A sport is a physical activity that is often engaged in competitively and governed by a set of rules or customs. It’s hard to define freestyle skiing in this way; there are few rules, and competition skiing is only considered a sect. Unlike other sports, its movies are based solely on park skiing, with no recognizable plot other than watching trick after trick. I can think of other movies about sports, but other than skateboarding, biking, or snowboarding, there isn’t another sport like it. Because of its capacity for integrating with the film industry, could this sect of freestyle be a class in the performing arts?
I asked two people without much knowledge of the sport, to watch and edit a freestyle skiing video of some of the most creative skiers in the world.

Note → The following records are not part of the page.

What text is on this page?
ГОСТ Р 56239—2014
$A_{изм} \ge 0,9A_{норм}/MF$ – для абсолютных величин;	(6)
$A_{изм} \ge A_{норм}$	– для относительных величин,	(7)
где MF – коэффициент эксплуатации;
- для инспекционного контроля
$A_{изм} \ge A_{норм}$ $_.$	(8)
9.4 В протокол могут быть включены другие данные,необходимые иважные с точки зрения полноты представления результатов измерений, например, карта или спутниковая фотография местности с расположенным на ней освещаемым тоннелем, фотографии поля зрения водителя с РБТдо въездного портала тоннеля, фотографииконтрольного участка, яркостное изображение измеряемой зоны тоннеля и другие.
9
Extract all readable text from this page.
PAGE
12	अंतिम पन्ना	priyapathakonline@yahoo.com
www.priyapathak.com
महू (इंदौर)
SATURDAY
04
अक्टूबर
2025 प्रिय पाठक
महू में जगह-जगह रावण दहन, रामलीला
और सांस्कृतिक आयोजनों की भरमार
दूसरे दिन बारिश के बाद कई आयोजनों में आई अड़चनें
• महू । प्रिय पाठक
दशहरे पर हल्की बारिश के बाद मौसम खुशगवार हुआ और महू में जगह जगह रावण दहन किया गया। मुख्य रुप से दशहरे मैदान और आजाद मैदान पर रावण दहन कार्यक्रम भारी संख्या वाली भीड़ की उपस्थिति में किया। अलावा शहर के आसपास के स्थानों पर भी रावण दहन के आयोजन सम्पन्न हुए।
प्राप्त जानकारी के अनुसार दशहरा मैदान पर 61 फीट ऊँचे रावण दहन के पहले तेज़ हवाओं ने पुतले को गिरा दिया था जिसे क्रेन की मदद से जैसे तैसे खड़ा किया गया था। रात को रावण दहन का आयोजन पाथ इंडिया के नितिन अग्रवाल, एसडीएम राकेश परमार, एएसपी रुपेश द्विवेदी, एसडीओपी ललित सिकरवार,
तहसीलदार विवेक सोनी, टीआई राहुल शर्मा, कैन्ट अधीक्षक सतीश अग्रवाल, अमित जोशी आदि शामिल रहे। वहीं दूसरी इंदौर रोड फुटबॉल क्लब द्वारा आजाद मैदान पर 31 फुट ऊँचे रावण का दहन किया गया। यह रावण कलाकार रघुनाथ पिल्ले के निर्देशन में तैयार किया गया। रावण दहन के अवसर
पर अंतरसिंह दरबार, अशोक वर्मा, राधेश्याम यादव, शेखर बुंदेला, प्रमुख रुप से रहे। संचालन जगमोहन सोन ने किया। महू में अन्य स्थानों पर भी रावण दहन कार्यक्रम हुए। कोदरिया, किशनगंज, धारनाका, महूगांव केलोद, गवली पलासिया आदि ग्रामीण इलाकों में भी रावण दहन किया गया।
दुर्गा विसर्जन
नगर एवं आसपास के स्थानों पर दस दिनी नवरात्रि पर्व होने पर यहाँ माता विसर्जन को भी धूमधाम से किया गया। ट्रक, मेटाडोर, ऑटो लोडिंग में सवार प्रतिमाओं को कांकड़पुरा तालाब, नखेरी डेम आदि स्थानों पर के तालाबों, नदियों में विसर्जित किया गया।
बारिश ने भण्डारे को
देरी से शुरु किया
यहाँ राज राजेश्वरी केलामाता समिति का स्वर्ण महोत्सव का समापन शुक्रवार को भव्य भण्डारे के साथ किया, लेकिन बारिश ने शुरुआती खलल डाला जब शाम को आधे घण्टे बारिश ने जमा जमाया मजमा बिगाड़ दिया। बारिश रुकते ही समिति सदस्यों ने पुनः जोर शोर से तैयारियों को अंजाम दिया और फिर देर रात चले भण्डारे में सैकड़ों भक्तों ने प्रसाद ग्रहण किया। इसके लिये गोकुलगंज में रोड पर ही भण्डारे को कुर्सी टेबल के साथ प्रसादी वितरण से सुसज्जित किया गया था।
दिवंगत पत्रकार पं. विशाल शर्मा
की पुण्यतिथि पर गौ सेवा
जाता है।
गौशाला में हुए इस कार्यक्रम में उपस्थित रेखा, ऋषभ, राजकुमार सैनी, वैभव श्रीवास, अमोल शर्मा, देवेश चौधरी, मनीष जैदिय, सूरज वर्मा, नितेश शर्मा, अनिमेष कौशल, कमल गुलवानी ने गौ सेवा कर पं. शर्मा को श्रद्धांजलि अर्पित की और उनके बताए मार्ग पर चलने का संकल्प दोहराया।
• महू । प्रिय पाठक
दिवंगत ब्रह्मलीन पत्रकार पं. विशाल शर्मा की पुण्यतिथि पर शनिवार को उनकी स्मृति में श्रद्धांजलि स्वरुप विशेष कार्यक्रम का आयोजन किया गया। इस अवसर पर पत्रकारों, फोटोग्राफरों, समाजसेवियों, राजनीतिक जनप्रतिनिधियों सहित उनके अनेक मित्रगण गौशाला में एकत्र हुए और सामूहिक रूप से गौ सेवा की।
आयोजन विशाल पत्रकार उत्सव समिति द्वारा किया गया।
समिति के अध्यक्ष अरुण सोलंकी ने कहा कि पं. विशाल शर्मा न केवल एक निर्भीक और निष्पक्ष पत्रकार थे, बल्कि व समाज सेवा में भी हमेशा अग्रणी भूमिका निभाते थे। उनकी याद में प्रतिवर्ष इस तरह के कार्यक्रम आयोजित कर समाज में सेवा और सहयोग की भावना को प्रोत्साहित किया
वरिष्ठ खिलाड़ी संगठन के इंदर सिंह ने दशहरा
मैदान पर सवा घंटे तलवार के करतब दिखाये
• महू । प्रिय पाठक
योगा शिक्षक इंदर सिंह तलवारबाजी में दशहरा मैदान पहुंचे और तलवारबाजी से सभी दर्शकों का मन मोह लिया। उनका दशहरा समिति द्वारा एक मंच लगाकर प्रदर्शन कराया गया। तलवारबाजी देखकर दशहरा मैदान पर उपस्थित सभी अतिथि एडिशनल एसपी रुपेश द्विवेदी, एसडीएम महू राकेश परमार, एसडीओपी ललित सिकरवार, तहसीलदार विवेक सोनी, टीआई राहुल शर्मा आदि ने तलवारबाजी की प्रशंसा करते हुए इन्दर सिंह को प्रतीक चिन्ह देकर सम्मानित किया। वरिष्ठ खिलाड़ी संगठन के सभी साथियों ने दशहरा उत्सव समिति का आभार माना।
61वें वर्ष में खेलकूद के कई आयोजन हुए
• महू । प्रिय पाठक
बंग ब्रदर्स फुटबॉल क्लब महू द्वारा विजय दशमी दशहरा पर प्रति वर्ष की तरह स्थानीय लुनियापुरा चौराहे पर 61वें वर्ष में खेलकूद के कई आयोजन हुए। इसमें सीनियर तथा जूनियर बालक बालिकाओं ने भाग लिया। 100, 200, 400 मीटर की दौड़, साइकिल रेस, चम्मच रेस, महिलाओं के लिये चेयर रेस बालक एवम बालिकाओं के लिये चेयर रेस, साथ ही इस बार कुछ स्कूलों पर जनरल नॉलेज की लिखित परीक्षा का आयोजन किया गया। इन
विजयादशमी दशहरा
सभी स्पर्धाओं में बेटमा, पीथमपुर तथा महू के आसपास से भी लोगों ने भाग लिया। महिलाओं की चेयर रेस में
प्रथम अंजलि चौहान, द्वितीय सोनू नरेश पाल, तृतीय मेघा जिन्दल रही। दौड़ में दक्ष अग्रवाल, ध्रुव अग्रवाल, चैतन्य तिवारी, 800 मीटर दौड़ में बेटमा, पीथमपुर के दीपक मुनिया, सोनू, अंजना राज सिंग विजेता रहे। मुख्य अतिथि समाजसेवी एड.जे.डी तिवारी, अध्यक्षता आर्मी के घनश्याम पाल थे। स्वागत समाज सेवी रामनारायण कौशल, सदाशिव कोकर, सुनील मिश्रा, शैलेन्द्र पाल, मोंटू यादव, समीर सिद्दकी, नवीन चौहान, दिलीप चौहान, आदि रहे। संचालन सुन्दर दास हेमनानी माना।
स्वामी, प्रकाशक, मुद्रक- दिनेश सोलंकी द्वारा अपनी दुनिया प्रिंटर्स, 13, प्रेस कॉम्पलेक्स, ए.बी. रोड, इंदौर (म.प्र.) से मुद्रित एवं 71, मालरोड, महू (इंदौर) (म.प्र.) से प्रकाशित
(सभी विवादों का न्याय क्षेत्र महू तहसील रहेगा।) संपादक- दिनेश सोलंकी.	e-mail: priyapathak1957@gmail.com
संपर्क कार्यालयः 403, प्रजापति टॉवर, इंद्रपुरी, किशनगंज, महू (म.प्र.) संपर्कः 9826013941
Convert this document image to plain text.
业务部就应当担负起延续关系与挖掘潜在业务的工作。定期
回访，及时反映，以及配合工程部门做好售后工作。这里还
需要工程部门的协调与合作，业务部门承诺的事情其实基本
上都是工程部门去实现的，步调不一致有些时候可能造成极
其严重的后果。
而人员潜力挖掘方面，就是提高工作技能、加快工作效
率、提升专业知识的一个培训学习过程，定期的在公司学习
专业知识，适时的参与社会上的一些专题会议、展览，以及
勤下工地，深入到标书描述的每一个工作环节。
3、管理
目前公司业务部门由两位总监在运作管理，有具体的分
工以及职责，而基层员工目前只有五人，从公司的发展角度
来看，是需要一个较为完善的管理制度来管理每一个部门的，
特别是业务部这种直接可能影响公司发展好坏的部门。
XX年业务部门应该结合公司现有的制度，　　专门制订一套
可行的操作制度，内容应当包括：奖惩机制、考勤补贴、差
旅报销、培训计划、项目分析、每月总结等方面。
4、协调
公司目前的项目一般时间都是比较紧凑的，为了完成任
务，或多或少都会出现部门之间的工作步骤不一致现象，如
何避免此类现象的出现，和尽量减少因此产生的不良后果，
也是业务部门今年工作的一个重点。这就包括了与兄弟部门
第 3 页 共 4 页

Afterward, I asked them if “this style of freestyle skiing more a sport like football, or an art like dancing?” to get a general idea of what the public might think. “Both,” said Aset a senior at HHS, “because they show their athletic ability, but their style of skiing as well.” Delaney, another HHS student, said “It’s more like a sport, because you’re not sitting there painting.”
I like to compare “creative” freestyle skiing to dancing, because it is usually represented by an edit. Edits like the one I showed to Aset and Delaney, generally have music and a basic theme, such as a style of music and clothing representing a culture. The edit I showed to the students represented the hip-hop and rap culture, like the rest of the freestyle world at the moment.
Dancing is defined as “move[ing] rhythmically, usually to music, using prescribed or improvised steps and gestures.” Can an edit not be described in this way? There’s a song, and a bunch of guys dressed up like thugs “using prescribed gestures” off of jumps and on rails. The music may be put in after the tricks are performed; but, if the editor is skilled, it can seem like the athletes are moving to the beat.
In both dancing and skiing you compete athletically and artistically, which makes each of these a sport. To learn to dance, you can join an athletic team, but to practice skiing, you cannot go to Juilliard. Their similarities run close. It’s like politics, there are two sides, but their colors bleed.